Missouri woman convicted in 2003 slaying

Thursday, February 5, 2009 | 11:44 a.m. CST; updated 1:02 p.m. CST, Thursday, February 5, 2009

FORSYTH — A jury has convicted a southwest Missouri woman of first-degree murder in the 2003 death of 68-year-old Oldfield resident Freda Heyn.

The Taney County jury on Wednesday returned a guilty verdict in the case of 42-year-old Paula Hall of Sparta. Sentencing is set for April 10 in Christian County.

The trial was moved to Taney County after the defense asked for a change of venue.

Heyn was last seen Nov. 7, 2003, at the post office in Oldfield. In April 2004, her skull was found by tourists in Mark Twain National Forest.

A man accused of cleaning up the crime scene in Heyn's mobile home is charged with second-degree murder and tampering with physical evidence.

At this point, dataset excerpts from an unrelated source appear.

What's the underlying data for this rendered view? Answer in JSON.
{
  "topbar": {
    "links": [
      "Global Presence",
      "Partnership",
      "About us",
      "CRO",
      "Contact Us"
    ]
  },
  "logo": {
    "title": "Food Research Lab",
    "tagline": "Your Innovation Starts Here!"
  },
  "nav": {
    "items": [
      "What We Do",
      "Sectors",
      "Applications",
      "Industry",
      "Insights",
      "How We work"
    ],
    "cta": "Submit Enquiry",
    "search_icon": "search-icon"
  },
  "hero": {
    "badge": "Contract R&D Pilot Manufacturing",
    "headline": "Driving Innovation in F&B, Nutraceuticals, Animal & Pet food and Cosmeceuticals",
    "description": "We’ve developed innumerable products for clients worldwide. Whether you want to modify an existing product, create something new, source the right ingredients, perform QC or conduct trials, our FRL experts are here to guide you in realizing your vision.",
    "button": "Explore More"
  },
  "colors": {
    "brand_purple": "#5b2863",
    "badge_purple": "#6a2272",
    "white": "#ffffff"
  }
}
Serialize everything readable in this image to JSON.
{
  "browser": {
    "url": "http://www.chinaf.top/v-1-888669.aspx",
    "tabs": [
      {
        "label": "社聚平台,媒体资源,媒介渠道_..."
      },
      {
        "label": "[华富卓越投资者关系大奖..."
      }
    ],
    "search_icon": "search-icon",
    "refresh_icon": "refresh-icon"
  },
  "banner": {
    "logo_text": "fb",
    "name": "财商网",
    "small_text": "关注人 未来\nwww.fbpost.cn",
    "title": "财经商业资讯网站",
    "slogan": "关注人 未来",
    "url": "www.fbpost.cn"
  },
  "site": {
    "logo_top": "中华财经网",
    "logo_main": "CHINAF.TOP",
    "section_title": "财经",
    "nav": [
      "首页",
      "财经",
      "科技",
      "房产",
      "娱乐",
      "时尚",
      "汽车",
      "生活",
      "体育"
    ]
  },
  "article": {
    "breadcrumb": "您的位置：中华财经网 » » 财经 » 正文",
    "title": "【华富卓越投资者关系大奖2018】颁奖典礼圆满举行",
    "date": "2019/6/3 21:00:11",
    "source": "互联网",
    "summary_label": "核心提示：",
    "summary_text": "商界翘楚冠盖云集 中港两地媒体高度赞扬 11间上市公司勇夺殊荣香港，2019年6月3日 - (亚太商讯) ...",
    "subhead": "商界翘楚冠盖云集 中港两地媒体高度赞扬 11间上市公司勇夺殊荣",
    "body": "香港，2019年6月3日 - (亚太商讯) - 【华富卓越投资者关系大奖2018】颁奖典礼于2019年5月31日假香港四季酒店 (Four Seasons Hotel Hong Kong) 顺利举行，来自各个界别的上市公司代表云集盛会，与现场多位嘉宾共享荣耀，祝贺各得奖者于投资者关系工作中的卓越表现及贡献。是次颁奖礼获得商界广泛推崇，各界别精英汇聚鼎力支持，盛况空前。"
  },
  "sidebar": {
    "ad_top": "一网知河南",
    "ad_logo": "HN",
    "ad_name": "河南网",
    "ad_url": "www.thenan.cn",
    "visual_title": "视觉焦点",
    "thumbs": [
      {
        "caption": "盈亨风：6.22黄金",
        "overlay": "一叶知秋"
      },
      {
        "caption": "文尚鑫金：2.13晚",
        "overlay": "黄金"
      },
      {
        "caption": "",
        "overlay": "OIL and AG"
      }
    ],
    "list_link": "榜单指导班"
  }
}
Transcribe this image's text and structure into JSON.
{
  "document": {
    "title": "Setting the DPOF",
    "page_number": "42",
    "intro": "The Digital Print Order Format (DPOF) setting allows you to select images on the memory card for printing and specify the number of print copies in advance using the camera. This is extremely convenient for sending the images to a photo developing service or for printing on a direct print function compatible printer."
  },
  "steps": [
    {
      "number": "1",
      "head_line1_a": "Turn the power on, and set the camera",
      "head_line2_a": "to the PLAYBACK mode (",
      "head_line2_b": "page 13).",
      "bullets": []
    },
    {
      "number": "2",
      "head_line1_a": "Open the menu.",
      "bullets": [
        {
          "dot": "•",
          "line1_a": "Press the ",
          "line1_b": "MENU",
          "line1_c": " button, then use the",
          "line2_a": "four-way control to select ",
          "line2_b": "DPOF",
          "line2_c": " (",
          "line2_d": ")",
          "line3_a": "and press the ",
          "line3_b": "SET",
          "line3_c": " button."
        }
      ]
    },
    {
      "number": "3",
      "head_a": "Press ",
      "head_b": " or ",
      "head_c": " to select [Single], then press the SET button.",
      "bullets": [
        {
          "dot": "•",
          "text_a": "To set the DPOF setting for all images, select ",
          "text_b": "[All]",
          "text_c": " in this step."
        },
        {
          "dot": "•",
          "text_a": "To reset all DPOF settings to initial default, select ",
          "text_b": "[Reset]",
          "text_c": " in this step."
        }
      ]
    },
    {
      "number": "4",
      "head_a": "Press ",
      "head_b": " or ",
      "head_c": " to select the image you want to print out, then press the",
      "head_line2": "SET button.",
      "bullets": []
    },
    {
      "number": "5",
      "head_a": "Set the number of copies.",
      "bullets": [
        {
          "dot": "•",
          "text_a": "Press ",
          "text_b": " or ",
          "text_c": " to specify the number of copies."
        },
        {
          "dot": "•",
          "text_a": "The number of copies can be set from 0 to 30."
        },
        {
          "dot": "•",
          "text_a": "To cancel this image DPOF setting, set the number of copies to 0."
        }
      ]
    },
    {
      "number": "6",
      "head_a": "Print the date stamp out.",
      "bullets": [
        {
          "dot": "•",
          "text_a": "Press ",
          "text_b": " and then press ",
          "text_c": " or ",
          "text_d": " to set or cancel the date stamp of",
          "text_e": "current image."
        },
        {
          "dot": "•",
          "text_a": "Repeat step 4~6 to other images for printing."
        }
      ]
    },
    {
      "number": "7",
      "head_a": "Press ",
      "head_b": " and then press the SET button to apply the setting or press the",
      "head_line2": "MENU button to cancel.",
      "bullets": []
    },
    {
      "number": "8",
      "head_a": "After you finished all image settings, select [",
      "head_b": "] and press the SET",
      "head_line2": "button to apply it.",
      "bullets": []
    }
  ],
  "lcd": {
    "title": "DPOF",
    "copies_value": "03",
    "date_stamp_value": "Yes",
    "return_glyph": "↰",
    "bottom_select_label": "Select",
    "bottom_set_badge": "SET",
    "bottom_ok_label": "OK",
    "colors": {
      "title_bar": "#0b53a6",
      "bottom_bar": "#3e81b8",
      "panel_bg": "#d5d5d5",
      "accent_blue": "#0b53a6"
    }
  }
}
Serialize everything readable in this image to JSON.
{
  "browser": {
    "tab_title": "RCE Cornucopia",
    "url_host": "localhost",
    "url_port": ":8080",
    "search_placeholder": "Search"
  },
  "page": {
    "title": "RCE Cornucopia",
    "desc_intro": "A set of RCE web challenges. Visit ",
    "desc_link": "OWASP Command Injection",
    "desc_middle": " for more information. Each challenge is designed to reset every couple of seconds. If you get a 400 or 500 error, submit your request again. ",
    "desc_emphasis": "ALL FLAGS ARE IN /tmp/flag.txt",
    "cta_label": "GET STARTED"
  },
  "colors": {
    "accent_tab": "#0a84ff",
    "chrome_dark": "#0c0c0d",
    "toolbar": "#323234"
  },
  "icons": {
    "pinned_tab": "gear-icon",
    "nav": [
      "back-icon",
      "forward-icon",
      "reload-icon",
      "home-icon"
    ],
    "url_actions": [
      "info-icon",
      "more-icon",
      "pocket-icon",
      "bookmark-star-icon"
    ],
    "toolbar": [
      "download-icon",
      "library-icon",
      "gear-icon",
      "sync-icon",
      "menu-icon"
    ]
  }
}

Hall's husband, Billy Hall, remains at large on an unrelated warrant. Prosecutors say murder charges against him may be refiled.

"I may refile it ... based on additional evidence that I found since then, but I cannot fully disclose that because it is an ongoing criminal investigation," said Ron Cleek, the prosecuting attorney.

Billy Hall surrendered to authorities in November 2006 and faced second-degree murder charges, federal firearms charges and two drug-related charges.

He was sentenced on the drug-related charges and served time at the Missouri Department of Corrections.

Cleek said the homicide charges were dismissed so he could collect additional evidence.

Billy Hall has since been paroled, but on Jan. 12, a warrant was issued for his arrest on charges of manufacturing drugs.

Paula Hall has been in custody at the Christian County jail since her arrest in October 2006.

The charges against Paula Hall and Billy Hall were largely based on testimony David Epperson gave to investigators during an interview in 2006.

Epperson is accused of cleaning up the crime scene after being notified of Heyn's death. Investigators say he left DNA evidence at the home when he cut his hand.

A plea agreement to have Epperson testify in the homicide case will likely give him probation for tampering with evidence, Cleek said.